“The stalling of man is quite common and widespread.
The stalling of man is due to his curiosity,
is due to the ease of his distraction,
is due to the intent of his foe,
is due to his lack of attentiveness to the task in hand.
The stalling of man brings man to a halt,
brings man to investigate an errant train of thought,
brings man to make a conscious effort to reinstall the line of progress he was following.
The stalling of man is as a peripheral walk shaped as a diamond,
is as the unnecessary extending of the walk while browsing,
is as the wayward walk when the objective is not paramount.
The stalling of man speaks of not being concerned with progress,
of stopping to examine whatever takes his fancy,
of being at the beck and call of the direction of the wind.
The stalling of man often is a return to base for something overlooked,
for gathering and dropping,
for the need to search for the mislaid and for the promise to return.
The stalling of man can be casualness in action,
can be a tactic to delay,
can be the result of unpreparedness in the way of acquisitions.
The stalling of man can stifle the completion of the intended works of God,
can muddy and confuse the crystal clarity of the water,
can leave footprints going round in circles,
can leave footprints retreating for retrieval of that deemed necessary as an adjunct to that thought ample
The stalling of man can make him late for work,
can cause him to miss appointments,
can unnecessarily extend his timing for completions,
can be an extraneous cup of coffee slowly sipped.

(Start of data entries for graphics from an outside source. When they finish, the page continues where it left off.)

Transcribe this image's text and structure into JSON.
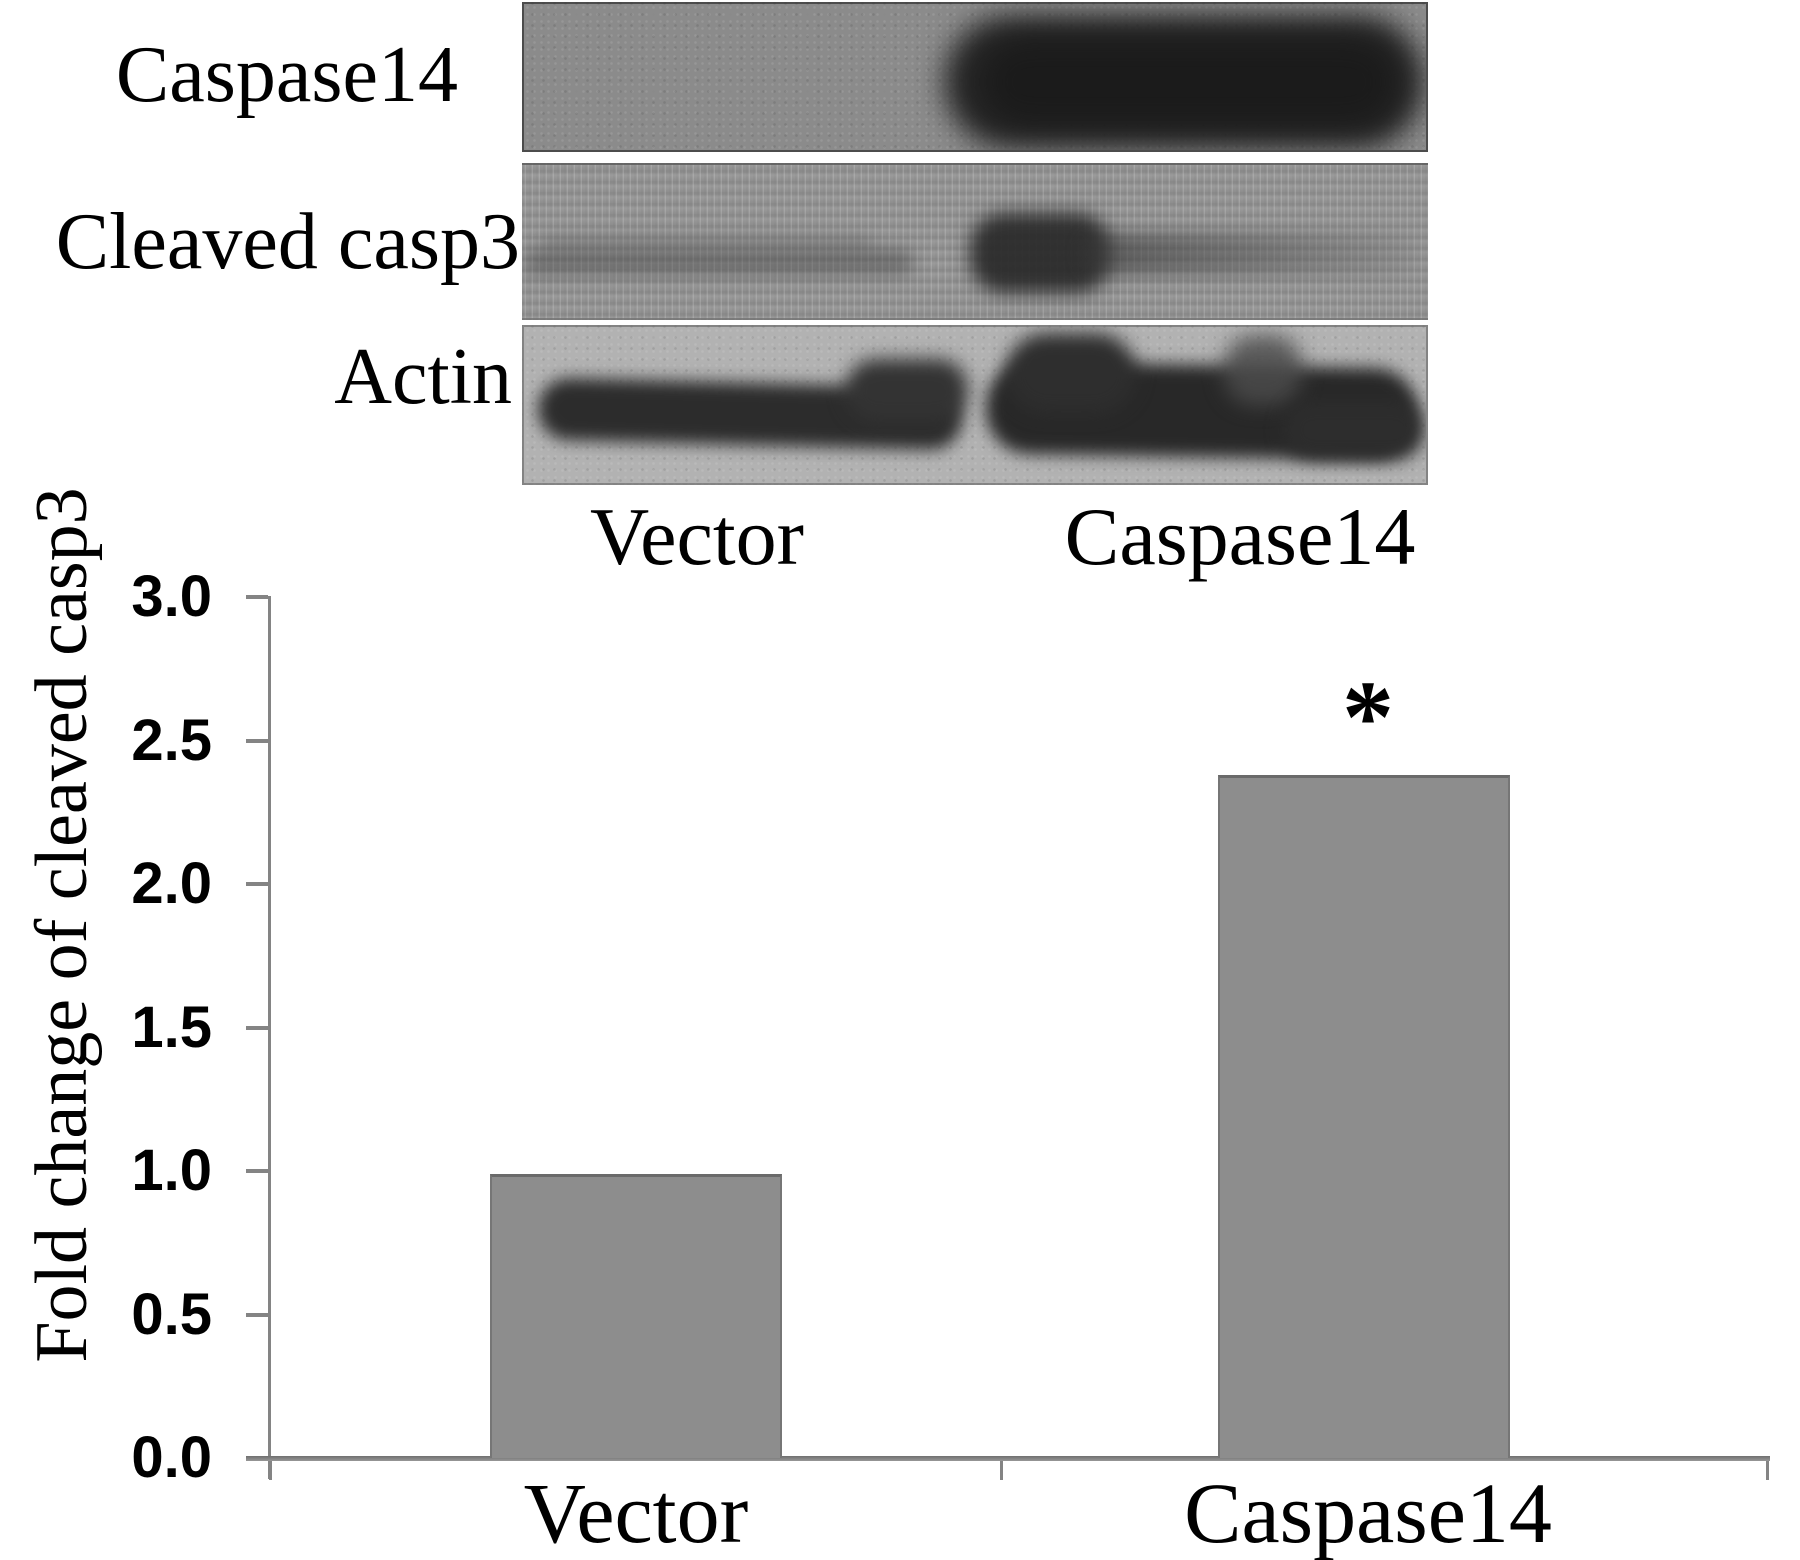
{
  "blot_panel": {
    "rows": [
      {
        "label": "Caspase14"
      },
      {
        "label": "Cleaved casp3"
      },
      {
        "label": "Actin"
      }
    ],
    "lane_labels": [
      "Vector",
      "Caspase14"
    ]
  },
  "chart_data": {
    "type": "bar",
    "title": "",
    "categories": [
      "Vector",
      "Caspase14"
    ],
    "values": [
      0.99,
      2.38
    ],
    "bar_annotations": [
      "",
      "*"
    ],
    "ylabel": "Fold change of cleaved casp3",
    "xlabel": "",
    "ytick_labels": [
      "3.0",
      "2.5",
      "2.0",
      "1.5",
      "1.0",
      "0.5",
      "0.0"
    ],
    "ylim": [
      0,
      3
    ],
    "grid": false,
    "legend": null,
    "bar_color": "#8d8d8d",
    "axis_color": "#848484"
  }
}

The stalling of man can be a weather bomb bringing surplus,
can be a running out of energy,
can be a breakage in mobility,
can be an unexpected guest,
can be a long distance call,
can be further distractions preventing readiness to leave,
can be a freewill decision in the changing of priorities.
The stalling of man can impinge on his walk with God,
can affect his relationship with God,
can distract him from his taskings from God.
The stalling of man should not be permitted to interrupt the chain of his activities,
should not fail to be recognized for what it is,
should not be accepted as inherent in his way of life,
should not always be waiting just around the corner:
there to cause disruption and delay.
The stalling of man in his decision process is critical to man,
may send him to an unintended destination,
may commit him to an unwanted destiny,
may expose him to the distraught and unforgiving,
may place him where he never thought he’d be,
may leave him wondering how on earth this came to be,
may find him back-peddling in desperation as he rears back from the very edge of the cliff of death.
The cliff of death terminates man’s time of preparation,
his time under grace,
his time to join the bride,
his time for making the decisions which impact on his destiny.
The cliff of death locks in the stallings of man with all he failed to set in motion.
The cliff of death terminates the opportunity for commitment while it is still today.
The cliff of death welcomes to the grave with demons looking on.”